Long de 18m, 80, large de 9, il s’élève sur un soubassement haut de mètres, dont l’intérieur est partagé en trois caveaux voûtés, aujourd’hui comblés. Il ne parait pas certain que ces salles inférieures aient été utilisées pour le service du temple; peut-être étaient-elles simplement, comme l’a pensé M. Héron de Villefosse, des galeries de soutien.
On montait au sanctuaire par un escalier d’une vingtaine de marches, dont la partie supérieure était resserrée entre deux perrons. Cet escalier a été refait et ne compte, plus que treize degrés, le sol ayant été exhaussé. Une rangée de quatre colonnes forme le front du monument ; par derrière, de chaque côté, deux autres colonnes s’élèvent sur le bord du soubassement. Les fûts monolithes, hauts de 6m, 40 sont en marbre blanc, veiné de bleu ; ils ne présentent pas de cannelures; les chapiteaux appartiennent à l’ordre corinthien. Les murs extérieurs de la cella sont rehaussés de pilastres, avec des chapiteaux de même ordre.
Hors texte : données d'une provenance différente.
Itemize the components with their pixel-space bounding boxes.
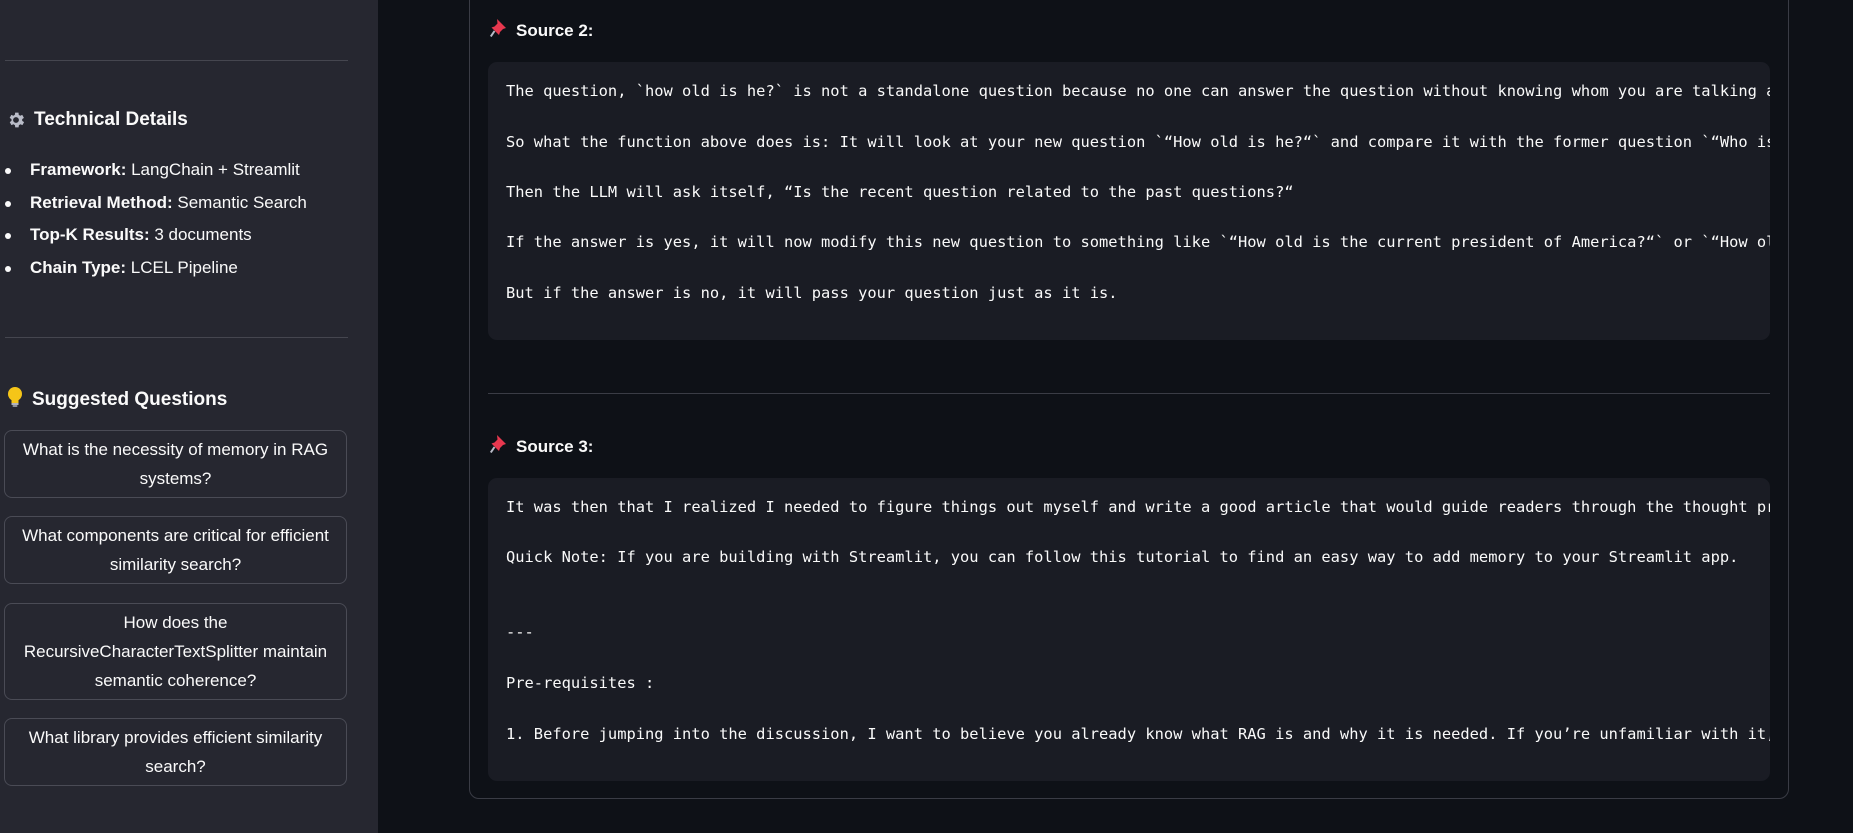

La frise architravée qui surmonte les colonnes et les pilastres, offre des sculptures d’un style surchargé et d’une exécution médiocre. Des panneaux carrés, correspondant aux points d’appui, enferment des bucrânes parés de bandelettes ; ils séparent des métopes rectangulaires, dans lesquelles un même motif est répété partout : un aigle, vu de face, les ailes ouvertes, tenant sous ses serres deux serpents qui s’allongent à droite et à gauche et enlacent des ceps de vigne. Au-dessus, règne une corniche sans larmier ; elle est décorée de pirouettes, de canaux, d’oves et de denticules.
La partie supérieure du temple est d’une ordonnance anormale. Elle consiste en un attique, qui s’élève sur un socle et qui était sans doute surmonté d’une corniche, aujourd’hui détruite. Cet attique est divisé, comme la frise, en une série de panneaux sculptés. Au-dessus de chaque bucrâne, un cadre enferme soit un trophée, soit une Victoire ailée, tenant dans ses mains un bouclier ou une couronne, soit une image de divinité : on distingue les deux Dioscures, Bacchus couronné de lierre et tenant un thyrse, Hercule (?) appuyé sur sa massue.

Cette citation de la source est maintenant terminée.